LONDON, February 27, 2013 /PRNewswire/ --
Brewery industry is going through interesting time as the companies in this sector are aggressively pursuing M&A activities. Diageo plc (NYSE :DEO ) is on the verge of acquiring an Indian spirit company and its stock shows good growth. The company recently announced $1.1272 per share in semi-annual dividend. Coupled with good capital growth, the stock offers good returns. The company shows good revenue growth despite weakness in European market. Central European Distribution Corp. (NASDAQ :CEDC ) stock, on the other hand, suffered major value decline in the recent past. However, the company is undertaking extensive organizational and financial restructuring to get back in the game. StockCall has posted free technical research reports on Central European Distribution and Diageo and these can be accessed by signing up at
Diageo plc Announces Higher Net Income
Diageo is aggressively pursuing growth through acquisitions. The company is currently in negotiations over the purchase of United Spirits Ltd. The deal is likely to be worth $2 billion and will help the company gain a foothold in emerging Indian market. The company is expected to receive requisite regulatory approval soon. Diageo technical report can be accessed for free by signing up at
Diageo's stock is up 2 percent so far this year and it grew 25 percent in the past 12 months. The company's dividend yield stands at 1.94 percent, offering good returns to its investors. With payout ratio of 42 percent, the company dividend is in safe hands. Its latest acquisition in India is likely to create synergies and the stock is expected to perform well. Diageo plc has a number of popular brands in its portfolio, generating good revenue growth. The company reported 61 percent increase for its first half of the year. Diageo plc earned $2.43 billion in net income. The company benefited from growth in emerging markets and higher selling price. It also undertook cost cutting measures, boosting its margins.

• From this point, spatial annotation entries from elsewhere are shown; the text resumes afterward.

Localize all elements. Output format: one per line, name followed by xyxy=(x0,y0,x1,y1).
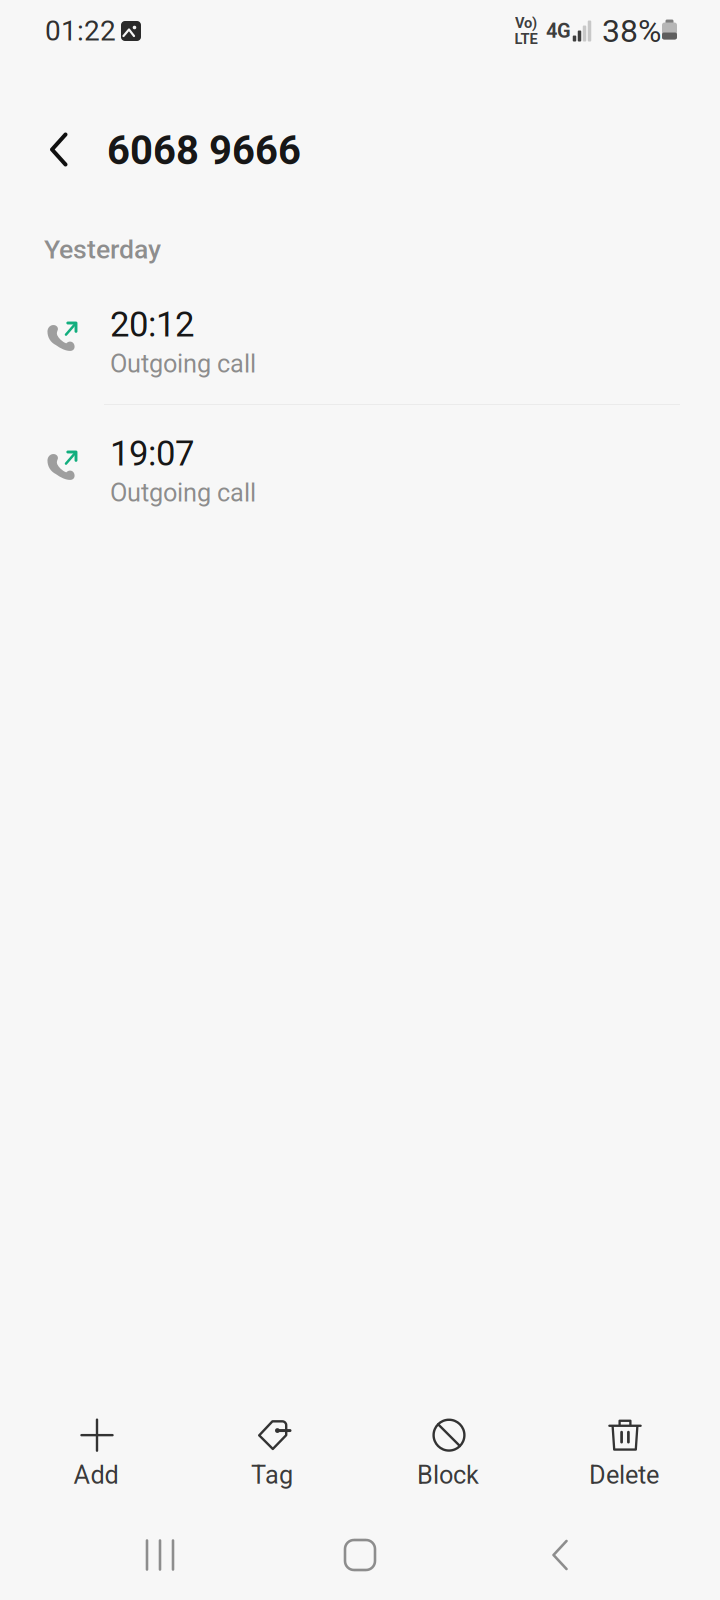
button[interactable]: Delete xyxy=(536,1401,712,1499)
staticText: 4G xyxy=(546,19,571,43)
button[interactable]: Back xyxy=(20,102,98,198)
button[interactable]: Back xyxy=(480,1510,640,1600)
staticText: Outgoing call xyxy=(110,349,256,379)
staticText: 01:22 xyxy=(45,15,116,47)
staticText: Outgoing call xyxy=(110,478,256,508)
button[interactable]: Tag xyxy=(184,1401,360,1499)
staticText: 6068 9666 xyxy=(107,127,301,174)
button[interactable]: Block xyxy=(360,1401,536,1499)
button[interactable]: Add xyxy=(8,1401,184,1499)
staticText: 38% xyxy=(602,12,661,50)
button[interactable]: Recents xyxy=(80,1510,240,1600)
button[interactable]: Home xyxy=(280,1510,440,1600)
staticText: Delete xyxy=(589,1460,659,1490)
staticText: LTE xyxy=(514,30,538,48)
staticText: 19:07 xyxy=(110,433,194,474)
staticText: Add xyxy=(74,1460,118,1490)
staticText: Vo) xyxy=(515,14,537,32)
button[interactable]: 19:07 xyxy=(0,407,720,535)
button[interactable]: 20:12 xyxy=(0,278,720,406)
staticText: Yesterday xyxy=(44,234,161,265)
staticText: 20:12 xyxy=(110,304,194,345)
staticText: Tag xyxy=(251,1460,293,1490)
staticText: Block xyxy=(417,1460,479,1490)
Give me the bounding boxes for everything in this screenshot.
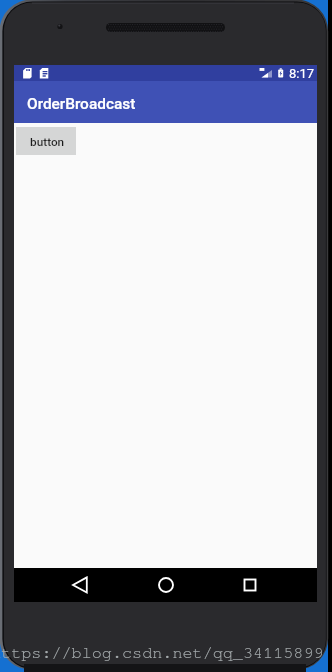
staticText: https://blog.csdn.net/qq_34115899 [0, 645, 323, 662]
staticText: button [30, 135, 65, 149]
staticText: OrderBroadcast [27, 95, 136, 113]
button[interactable]: button [16, 127, 76, 155]
staticText: 8:17 [289, 66, 315, 81]
button[interactable]: Recent apps [224, 568, 276, 602]
button[interactable]: Back [54, 568, 106, 602]
button[interactable]: Home [140, 568, 192, 602]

Diageo reported good sales growth in Latin America while its volume in Europe suffered. The company is looking to expand into emerging markets to counter the declining demand in developed markets such as the United States and Europe.
Central European Distribution Corp. Restructures Business
Central European Distribution specializes in Vodka and its stock lost 88 percent of its value in the past 1 year. The company's downfall may be partly attributed to the departure of its CEO last year. It is now planning to restructure its business and is contemplating Bond swap to cut its debt. The company expects to reduce its debt load by $750 million. Its management team is also undergoing makeover as it announced the appointment of its new CFO. Download the free report on Central European Distribution Corp. upon registration at
Central European Distribution also settled a deal with Roustam Tariko, its biggest shareholder. Pursuant to the deal, Roustam Tariko gained the operational control of the company. It also infused $65 million worth of funds. It is expected that the new arrangement will help the company in regaining its position as it receives much needed funds. The company is currently running losses and its stock price lost most of its value in the previous 12 months period. So far this year, the stock is down 70 percent. While the situation is dire, the company is likely to pull through it.